The stakeholders' consortium, which includes four airlines, 25 airport operators and 11 air navigation service providers, will execute common projects under single European sky ATM research (SESAR) programme, aiming to manage more flights in a safer and less-costly manner and reduce the environmental impact of European air traffic.
Commissioner Violeta Bulc said, "Today's agreement is a great achievement for EU aviation, forever changing Europe's air navigation system, making it smarter, cheaper, greener, and safer.''
''It also marks an important step towards the accomplishment of the single European sky. These projects will translate into economic benefits for the whole EU with a contribution of over €400 billion to its GDP, the creation of over 300,000 new jobs and saving 50 million tons of CO2 emissions," Bulc further stated.

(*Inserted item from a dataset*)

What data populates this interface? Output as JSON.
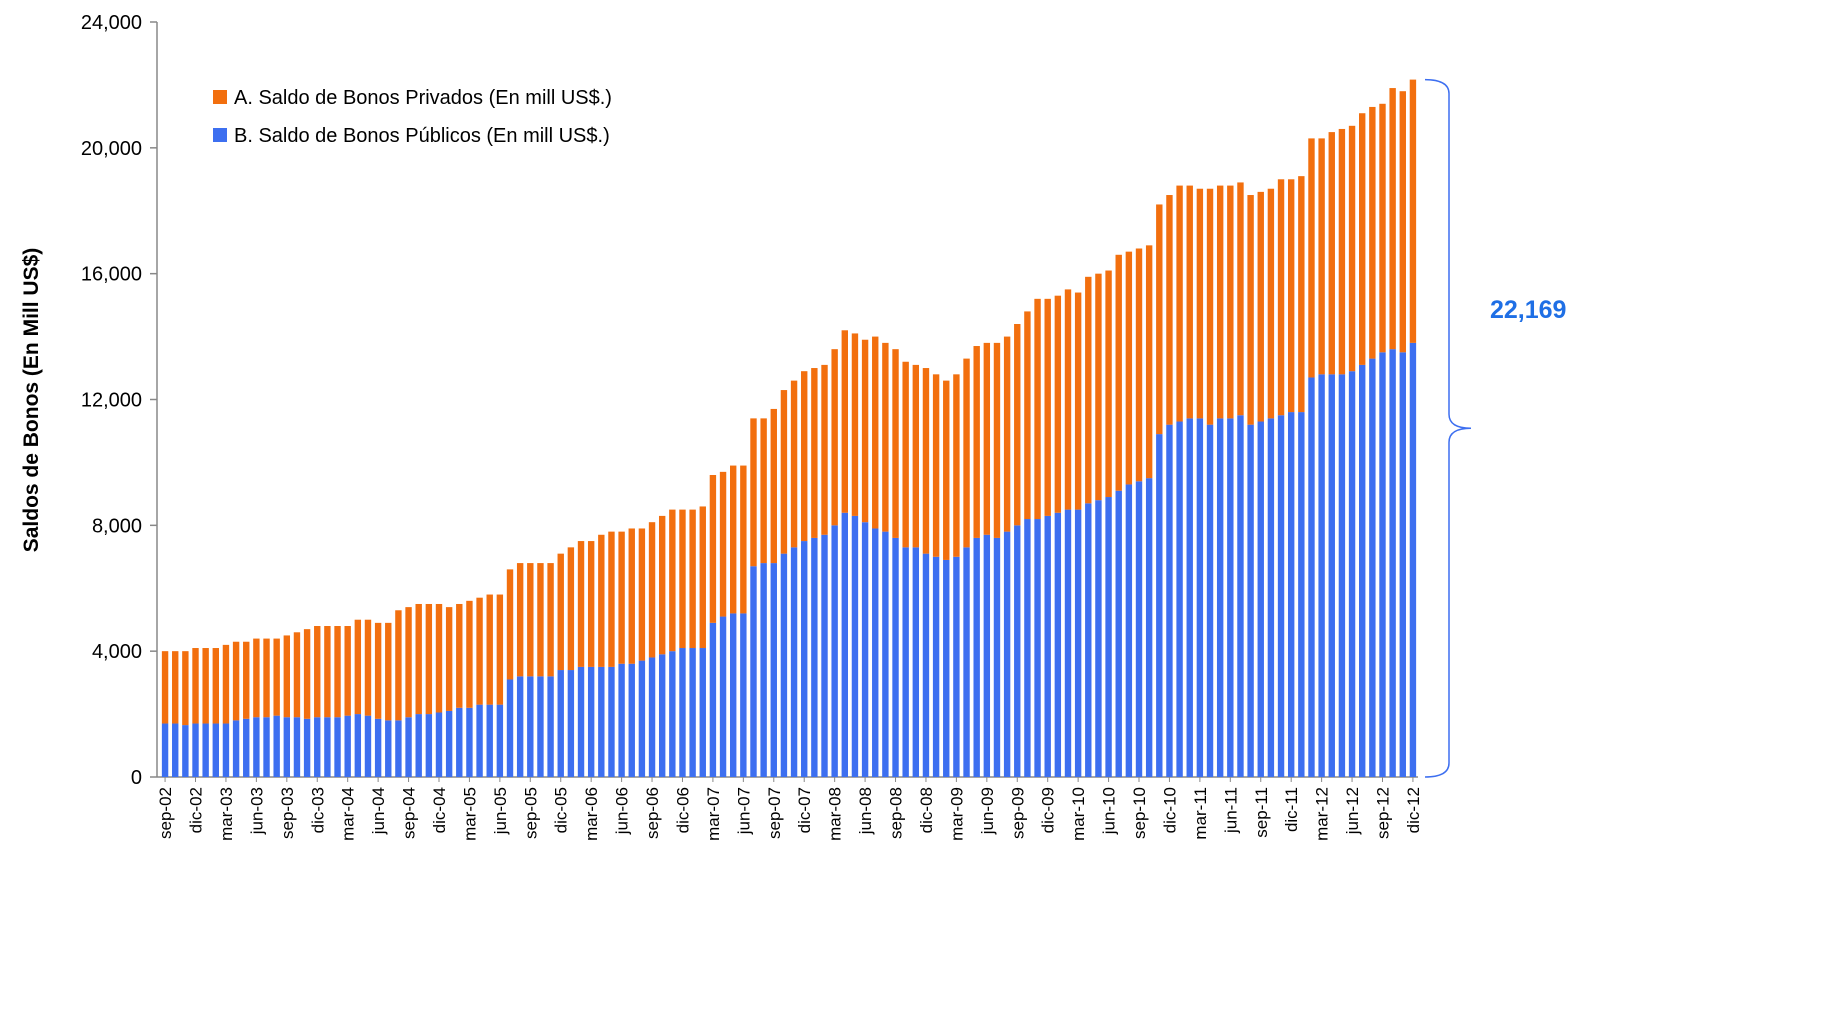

SESAR joint undertaking is a public-private partnership formed in 2007 to coordinate all the ATM related research and development activities in the EU. It aims to develop a new generation of ATM system capable of coping with growing air traffic, under the safest, most cost-efficient and environmentally friendly conditions.
The deployment phase of the project envisaged during 2014-2020 would see large-scale production and implementation of the new air traffic management infrastructure composed of fully harmonised and interoperable components which guarantee high performance air transport activities in Europe.
European air space is among the busiest in the world with over 33,000 fights daily and airport density in Europe is very high, making air traffic control more complex in the region.
Currently, most of Europe's air traffic management systems are based on technologies of 1950's and have limited capacities to handle ever increasing air traffic over the continent.
Compared to the US, European air space is fragmented and structured around national territories and flights often have to take longer routes to their destinations.
''On average, in Europe, aircraft fly 42 km longer than strictly necessary due to airspace fragmentation, causing longer flight time, delays, extra fuel burn and CO2 emissions,'' said the commission.
An EU study indicates member states lose up to €4 billion annually as a result of the outdated structure.
Air traffic is forecast to rise by 50 per cent to 14.4 million flights a year by 2035 and existing congestion would only worsen and could undermine Europe's position as a leading aviation hub, according to the commission.
The EU's decision is considered as a landmark move by the aviation industry towards achieving a more unified and high-performance European airspace.
''This collaboration shows how committed all of us in the industry are to working together to modernise Europe's airspace,'' commented Richard Deakin, director of NATS, UK's leading provider of air traffic control services.
Although EU members agree in principle on a single sky, its implementation has been prolonging over one and a half decades since the idea was originally mooted due to difference of opinions and opposition from workers' unions.
In parallel with SESAR, the US is implementing its next generation air transportation system (NextGen) in stages between 2012-2025, which is expected to transform America's air traffic control system from ground-based to satellite-based aiming to shorten routes, save time and fuel, reduce delays, increase capacity and improve safety.